Ron Klar, MD, MPH is a health care consultant with a long history of involvement in federal health care policy and health plan innovation. He published a recent series of three posts regarding the draft rules for the Medicare Shared Savings Program (MSSP) in the Health Affairs Blog, an influential forum for debating health policy issues. This is my third in a series of 4 posts describing areas of agreement and disagreement with Dr. Klar. In my first post, I described areas of agreement.  In my second, I covered my disagreements about Dr. Klar’s proposed changes regarding care relationship derivation.  In this post, I will describe my disagreement regarding Klar’s proposed changes to the approach to selecting a comparison group for savings assessment.

In the draft MSSP rules, CMS proposed two “options” for methods of selecting the comparison group for determining savings. The rules, following the lead of the health reform legislation language, mislabels the comparison group as a “benchmark.” CMS is not really trying to determine if an ACO is better than or comparable to the best-performing provider organization, as is implied by using the term “benchmark.”  What they really intend is to compare the actual cost to the cost that would have been expected to occur if the same beneficiaries had been cared for by non-ACO providers. CMS indicates in the draft rule that they prefer option 1, which involves using the same assignment algorithm in the prior time period as is used for the accountability/performance period. This approach is described as “requalification” in the care management evaluation standards published by the Disease Management Association of America (DMAA). Option 2, for which CMS is seeking feedback, involves using historical information for the cohort of beneficiaries that was actually assigned to the ACO.

In Dr. Klar’s first post, he explained that he prefers option 2, arguing that option 1 has no “face validity” because the individual beneficiaries will be different. I strongly disagree.
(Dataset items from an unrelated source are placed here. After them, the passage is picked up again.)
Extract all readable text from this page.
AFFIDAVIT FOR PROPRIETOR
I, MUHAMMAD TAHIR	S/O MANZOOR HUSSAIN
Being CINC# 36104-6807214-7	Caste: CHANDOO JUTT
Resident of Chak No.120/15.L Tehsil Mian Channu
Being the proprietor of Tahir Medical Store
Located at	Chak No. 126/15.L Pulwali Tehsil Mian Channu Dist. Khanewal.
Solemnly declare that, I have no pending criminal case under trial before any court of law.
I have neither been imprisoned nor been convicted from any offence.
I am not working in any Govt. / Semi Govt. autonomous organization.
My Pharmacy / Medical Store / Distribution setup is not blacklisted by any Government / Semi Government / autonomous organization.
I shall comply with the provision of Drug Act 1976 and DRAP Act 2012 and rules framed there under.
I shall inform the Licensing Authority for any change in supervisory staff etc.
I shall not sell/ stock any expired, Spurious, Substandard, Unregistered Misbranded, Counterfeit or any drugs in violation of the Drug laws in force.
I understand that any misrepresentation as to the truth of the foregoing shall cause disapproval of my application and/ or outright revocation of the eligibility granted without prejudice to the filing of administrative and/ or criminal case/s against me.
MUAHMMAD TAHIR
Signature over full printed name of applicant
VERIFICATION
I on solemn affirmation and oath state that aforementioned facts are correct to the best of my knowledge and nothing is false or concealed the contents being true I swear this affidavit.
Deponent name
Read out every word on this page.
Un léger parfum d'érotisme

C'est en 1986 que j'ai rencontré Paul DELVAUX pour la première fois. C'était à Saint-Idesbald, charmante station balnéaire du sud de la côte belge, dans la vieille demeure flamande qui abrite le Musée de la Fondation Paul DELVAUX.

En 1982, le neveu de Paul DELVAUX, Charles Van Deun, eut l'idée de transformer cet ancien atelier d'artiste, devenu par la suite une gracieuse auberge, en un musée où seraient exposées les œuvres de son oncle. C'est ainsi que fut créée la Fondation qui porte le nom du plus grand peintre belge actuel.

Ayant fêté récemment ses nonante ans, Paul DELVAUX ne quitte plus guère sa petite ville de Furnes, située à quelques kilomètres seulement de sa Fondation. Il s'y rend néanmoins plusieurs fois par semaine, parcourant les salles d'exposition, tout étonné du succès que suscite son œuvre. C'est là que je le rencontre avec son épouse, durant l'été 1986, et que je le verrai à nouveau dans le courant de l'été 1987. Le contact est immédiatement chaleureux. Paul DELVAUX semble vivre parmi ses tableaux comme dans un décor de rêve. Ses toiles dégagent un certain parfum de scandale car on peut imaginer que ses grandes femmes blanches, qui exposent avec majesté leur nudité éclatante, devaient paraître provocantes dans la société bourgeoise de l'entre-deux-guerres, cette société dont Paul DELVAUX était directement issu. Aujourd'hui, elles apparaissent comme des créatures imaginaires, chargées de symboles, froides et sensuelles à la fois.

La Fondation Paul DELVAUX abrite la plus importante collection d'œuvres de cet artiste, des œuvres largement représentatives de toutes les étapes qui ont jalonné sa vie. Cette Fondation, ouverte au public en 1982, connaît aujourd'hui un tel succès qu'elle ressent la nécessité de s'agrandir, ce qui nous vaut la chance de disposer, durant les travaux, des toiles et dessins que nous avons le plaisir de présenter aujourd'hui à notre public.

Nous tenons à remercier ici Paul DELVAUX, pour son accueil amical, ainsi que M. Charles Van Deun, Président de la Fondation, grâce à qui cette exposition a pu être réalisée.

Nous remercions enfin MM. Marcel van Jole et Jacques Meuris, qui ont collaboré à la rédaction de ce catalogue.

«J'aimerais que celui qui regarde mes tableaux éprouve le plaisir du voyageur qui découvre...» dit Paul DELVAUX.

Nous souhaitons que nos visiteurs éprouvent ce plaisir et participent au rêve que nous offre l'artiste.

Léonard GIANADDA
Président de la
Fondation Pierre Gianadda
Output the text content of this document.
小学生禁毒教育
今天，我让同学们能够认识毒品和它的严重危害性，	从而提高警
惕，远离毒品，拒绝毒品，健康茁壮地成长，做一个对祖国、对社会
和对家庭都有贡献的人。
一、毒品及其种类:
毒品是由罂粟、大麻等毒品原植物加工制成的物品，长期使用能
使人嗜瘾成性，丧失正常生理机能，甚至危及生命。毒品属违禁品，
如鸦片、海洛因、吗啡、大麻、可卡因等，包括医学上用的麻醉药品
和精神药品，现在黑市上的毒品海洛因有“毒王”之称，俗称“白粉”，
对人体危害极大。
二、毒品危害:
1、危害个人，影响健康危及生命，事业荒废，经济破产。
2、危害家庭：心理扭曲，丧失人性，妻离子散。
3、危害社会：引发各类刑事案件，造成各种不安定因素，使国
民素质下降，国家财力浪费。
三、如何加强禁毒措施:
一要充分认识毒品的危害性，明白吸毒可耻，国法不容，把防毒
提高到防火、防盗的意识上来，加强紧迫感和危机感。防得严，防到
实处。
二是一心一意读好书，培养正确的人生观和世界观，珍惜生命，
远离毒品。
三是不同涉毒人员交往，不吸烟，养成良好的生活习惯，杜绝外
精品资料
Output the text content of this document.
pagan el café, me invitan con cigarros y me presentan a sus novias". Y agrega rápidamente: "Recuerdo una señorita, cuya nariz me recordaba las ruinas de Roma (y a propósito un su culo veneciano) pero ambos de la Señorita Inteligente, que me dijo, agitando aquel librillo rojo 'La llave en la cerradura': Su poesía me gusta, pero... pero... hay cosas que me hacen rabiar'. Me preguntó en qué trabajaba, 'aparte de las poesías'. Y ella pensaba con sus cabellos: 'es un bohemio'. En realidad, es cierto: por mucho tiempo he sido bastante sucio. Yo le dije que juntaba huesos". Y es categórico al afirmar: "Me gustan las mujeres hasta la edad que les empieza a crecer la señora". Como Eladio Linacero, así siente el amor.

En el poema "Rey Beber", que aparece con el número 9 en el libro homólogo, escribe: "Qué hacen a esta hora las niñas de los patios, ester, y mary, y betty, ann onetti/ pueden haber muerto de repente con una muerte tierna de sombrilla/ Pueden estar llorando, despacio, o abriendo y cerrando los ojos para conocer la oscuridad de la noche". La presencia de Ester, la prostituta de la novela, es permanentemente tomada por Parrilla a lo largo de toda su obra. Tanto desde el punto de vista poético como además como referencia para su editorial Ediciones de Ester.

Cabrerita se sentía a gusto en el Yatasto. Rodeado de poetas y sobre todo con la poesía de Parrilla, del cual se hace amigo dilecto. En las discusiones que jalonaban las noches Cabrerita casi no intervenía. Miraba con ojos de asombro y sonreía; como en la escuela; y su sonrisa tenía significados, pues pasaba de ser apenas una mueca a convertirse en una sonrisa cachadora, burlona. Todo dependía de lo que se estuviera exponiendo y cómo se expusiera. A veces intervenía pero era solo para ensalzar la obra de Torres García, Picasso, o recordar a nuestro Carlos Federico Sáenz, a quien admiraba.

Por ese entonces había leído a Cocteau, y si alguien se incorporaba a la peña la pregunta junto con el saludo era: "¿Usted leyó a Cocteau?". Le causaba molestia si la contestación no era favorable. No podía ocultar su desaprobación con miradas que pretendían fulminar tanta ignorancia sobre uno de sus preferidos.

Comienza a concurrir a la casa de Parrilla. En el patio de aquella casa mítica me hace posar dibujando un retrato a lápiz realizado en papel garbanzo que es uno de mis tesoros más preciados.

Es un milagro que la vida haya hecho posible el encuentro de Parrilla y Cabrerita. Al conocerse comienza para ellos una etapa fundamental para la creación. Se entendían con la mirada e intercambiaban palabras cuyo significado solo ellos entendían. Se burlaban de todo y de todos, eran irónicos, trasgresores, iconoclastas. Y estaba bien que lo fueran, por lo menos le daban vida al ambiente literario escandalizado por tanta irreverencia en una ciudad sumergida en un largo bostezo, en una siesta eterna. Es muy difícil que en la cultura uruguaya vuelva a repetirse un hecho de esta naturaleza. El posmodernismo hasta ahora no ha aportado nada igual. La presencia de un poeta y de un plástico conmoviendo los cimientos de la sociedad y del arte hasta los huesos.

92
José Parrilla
As I noted in my blog post last week, when claims-based patient selection logic is applied, the selection is determined based not only on unchanging characteristics of the person (like gender), but also on data regarding health care events that happened at particular points in time. The person-months in the years before meeting the assignment criteria do not have the same risk as the person-months after meeting the assignment criteria. There is randomness in the timing of events, as people experience peaks and valleys of individual risk. When you select people based on recent health care events, you are not selecting randomly. You are preferentially picking people who tend to be in a risk peak as evidenced by recent health care utilization. Without any intervention, continuing random variation will cause the risk of the selected population to decrease over time, toward the mean risk of the overall population. This is known as a regression-toward-the-mean bias.  This type of bias is strongest when the patient is being purposefully selected based on being a high risk outlier, such as when a predictive model is used to generate a risk score used to select patients to be targeted for outreach for a care management program.  But, this type of bias exists in a weaker form for any patient selection based on recent health care utilization.  Patients naturally have higher risk in the time periods just before and after health care utilization, since they seek health care in response to illness episodes that drive cost.  To avoid regression-toward-the-mean bias, I prefer option 1, which offers a symmetrical selection process for the ACO intervention population and the historical comparison population.

Dr. Klar correctly points out that if no risk adjustment is done, ACOs could be incentivized to preferentially seek care relationships with lower risk patients. I feel this should be solved by doing risk adjustment (as has been proposed in the rule), rather than by using option 2.

Klar goes on to propose a variety of additional modifications to the rules that illustrate the complications of using the option 2 pre-post design, such as having to apply a weighted average scheme to deal with people with different numbers of years of available history and people who died during the performance period.